Better future algorithms

This library includes:

  • Large set of the STL-like algorithms in terms of futures and executors
  • Easy access to async algorithms based on executors without requiring other external libraries
    • This is common with C++ execution policies, such as TTB.

Executors

Like other parallel functions defined in this library, these algorithms allow simple execution policies to be replaced by concrete executors.

futures::thread_pool pool(4);
auto ex = pool.get_executor();
futures::for_each(ex, v.begin(), v.begin() + 10, [](int x) {
    assert(x >= 0 && x <= 50000);
    long_task(x);
});

Parallel by default

Unless an alternative policy or executor is provided, all algorithms are executed in parallel by default whenever it is "reasonably safe" to do so. A parallel algorithm is considered "reasonably safe" if there are no implicit data races and deadlocks in its provided functors.

To execute algorithms sequentially, an appropriate executor or policy should be provided:

int c = futures::reduce(make_inline_executor(), v, 0); // sequential
                                                       // execution
assert(c == 1250025000);

int c = futures::reduce(futures::seq, v, 0); // sequential execution
assert(c == 1250025000);

Unless a policy is explicitly stated, all algorithms are parallel by default. These algorithms give us access to parallel algorithms that rely only on executors.
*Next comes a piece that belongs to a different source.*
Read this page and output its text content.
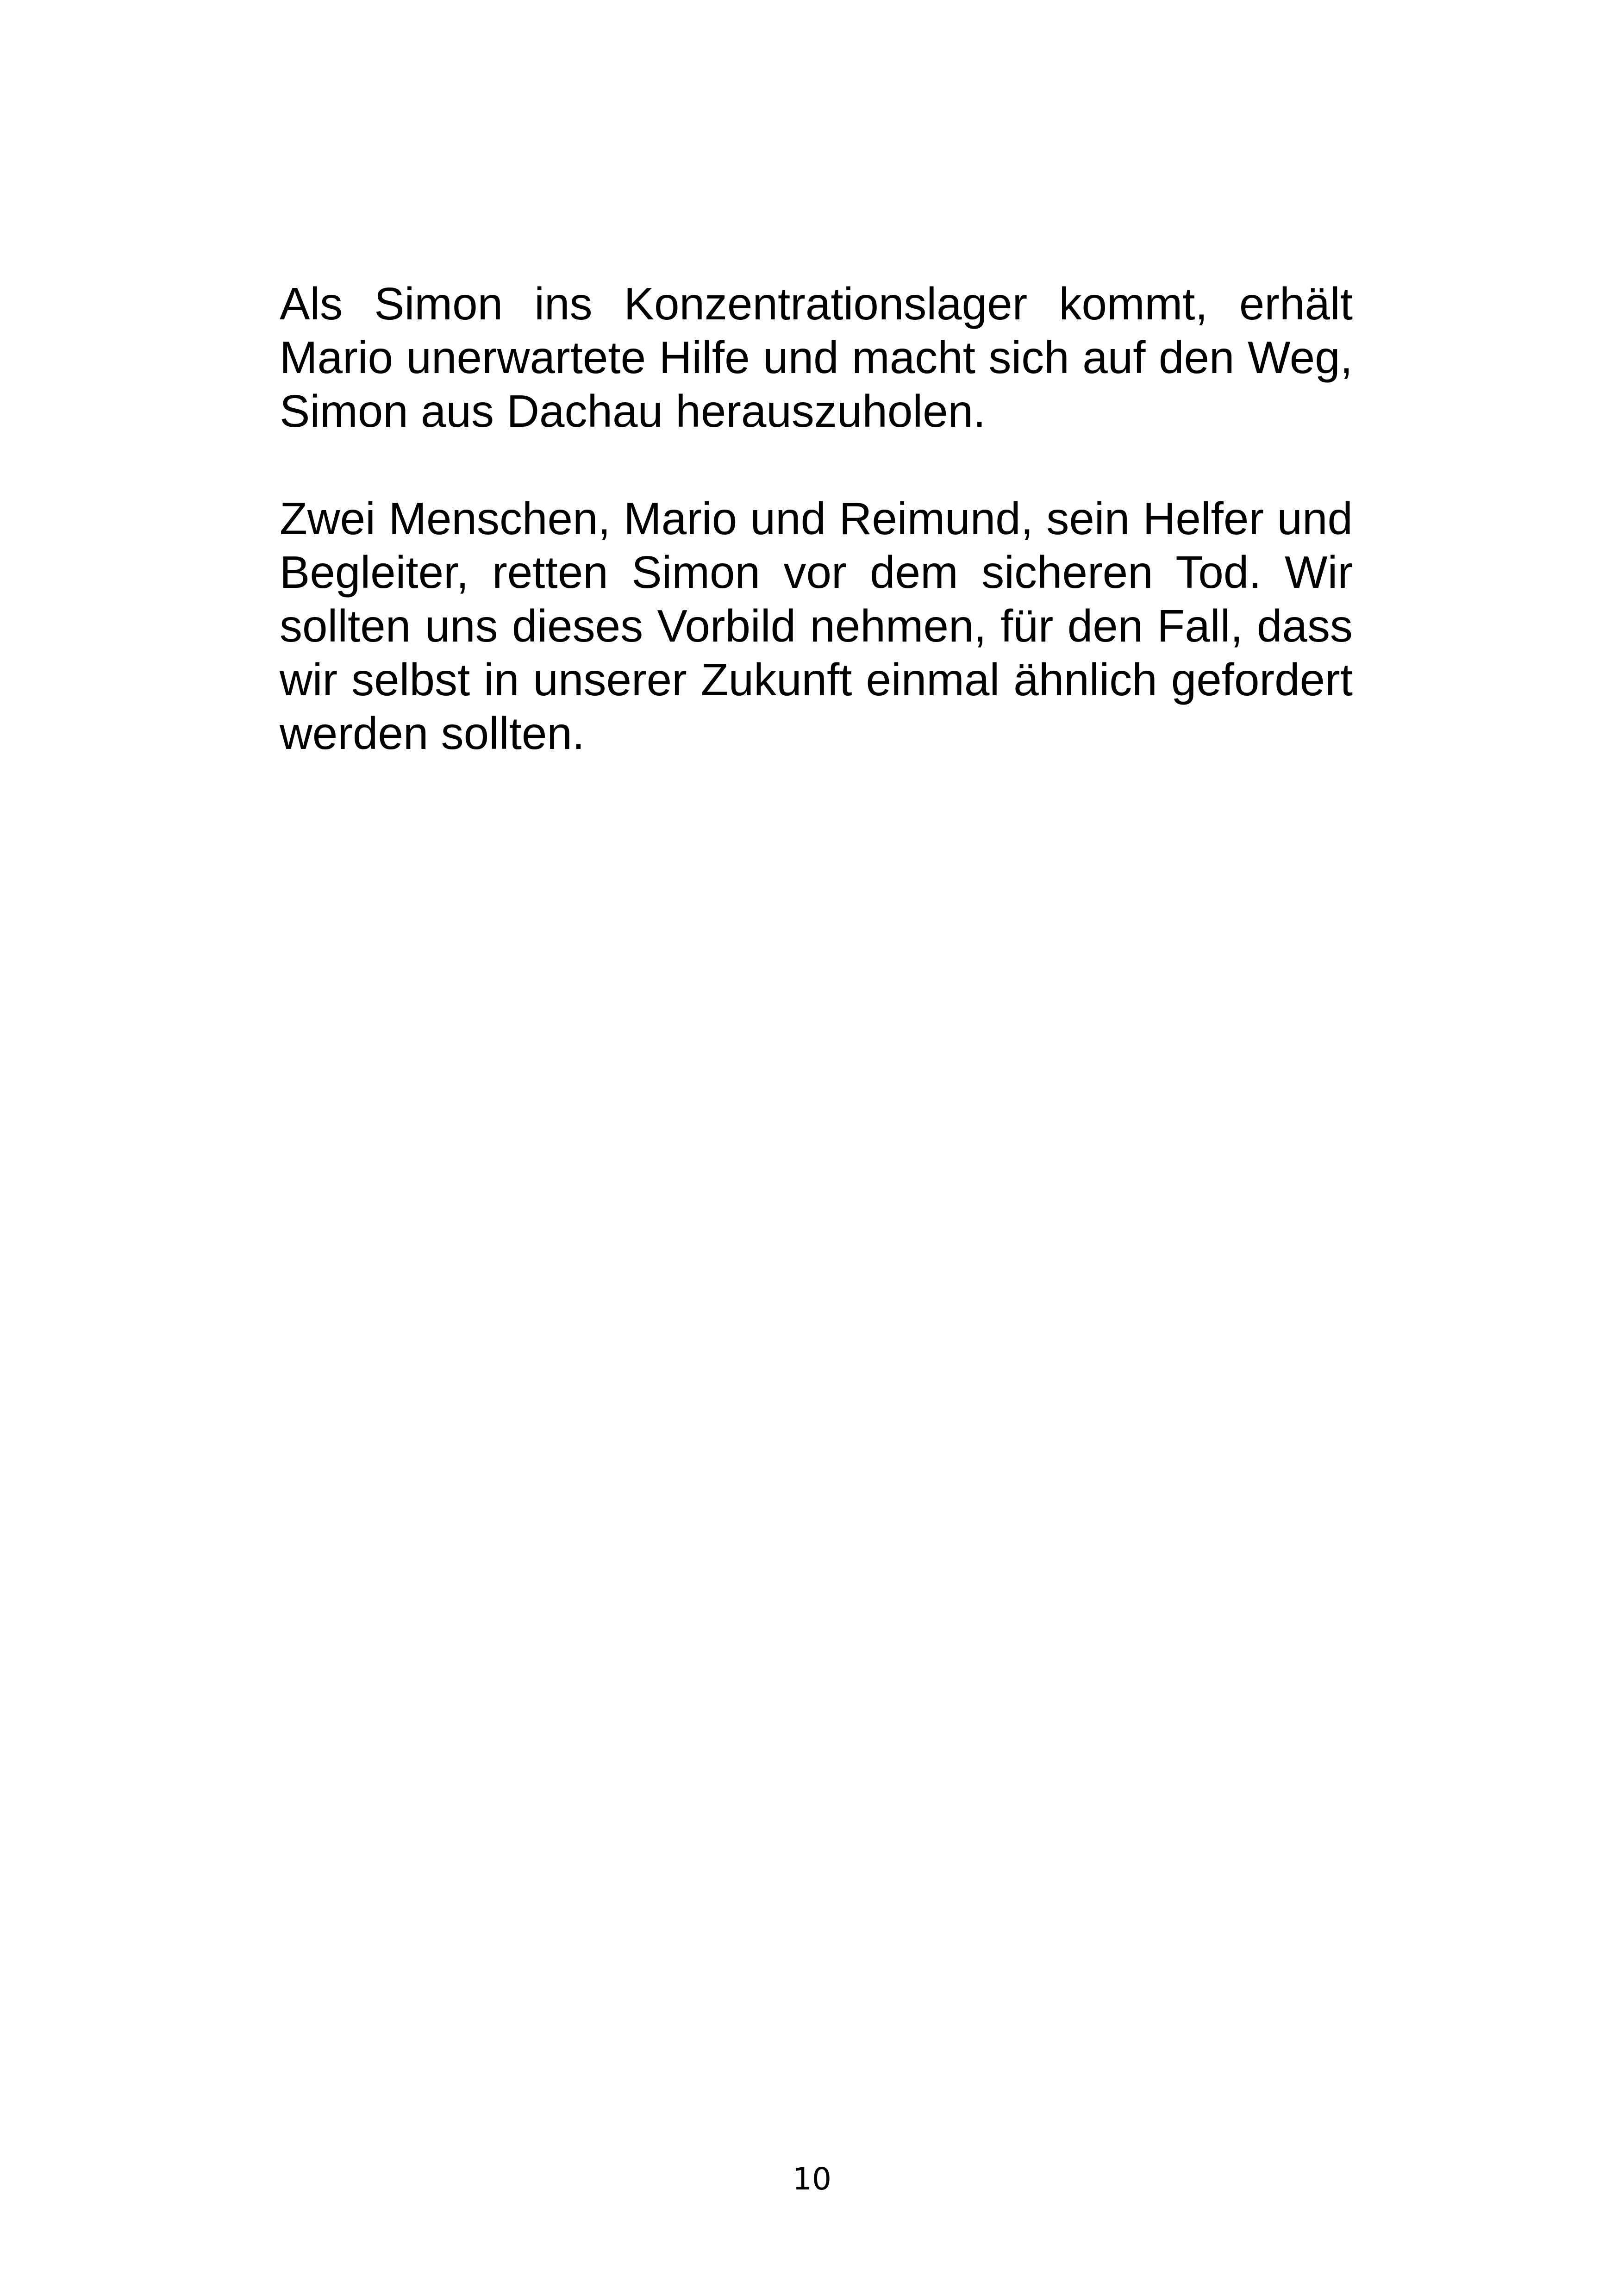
Als Simon ins Konzentrationslager kommt, erhält Mario unerwartete Hilfe und macht sich auf den Weg, Simon aus Dachau herauszuholen.

Zwei Menschen, Mario und Reimund, sein Helfer und Begleiter, retten Simon vor dem sicheren Tod. Wir sollten uns dieses Vorbild nehmen, für den Fall, dass wir selbst in unserer Zukunft einmal ähnlich gefordert werden sollten.

10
This allows us to avoid of more complex libraries, such as TBB, to execute efficient parallel algorithms.

Compile time algorithms

Like in C++20, these algorithms can also be used in constexpr contexts with the default inline executor for these contexts.

constexpr std::array<int, 5> a = { 1, 2, 3, 4, 5 };
constexpr int n = futures::reduce(a);
constexpr std::array<int, n> b{};
assert(b.size() == 15);

This feature depends on an internal library implementation equivalent to std::is_constant_evaluated. This implementation is available in most compilers (MSVC 1925, GCC 6, Clang 9), even when C++20 is not available. The macro FUTURES_HAS_CONSTANT_EVALUATED can be used to identify if the feature is available.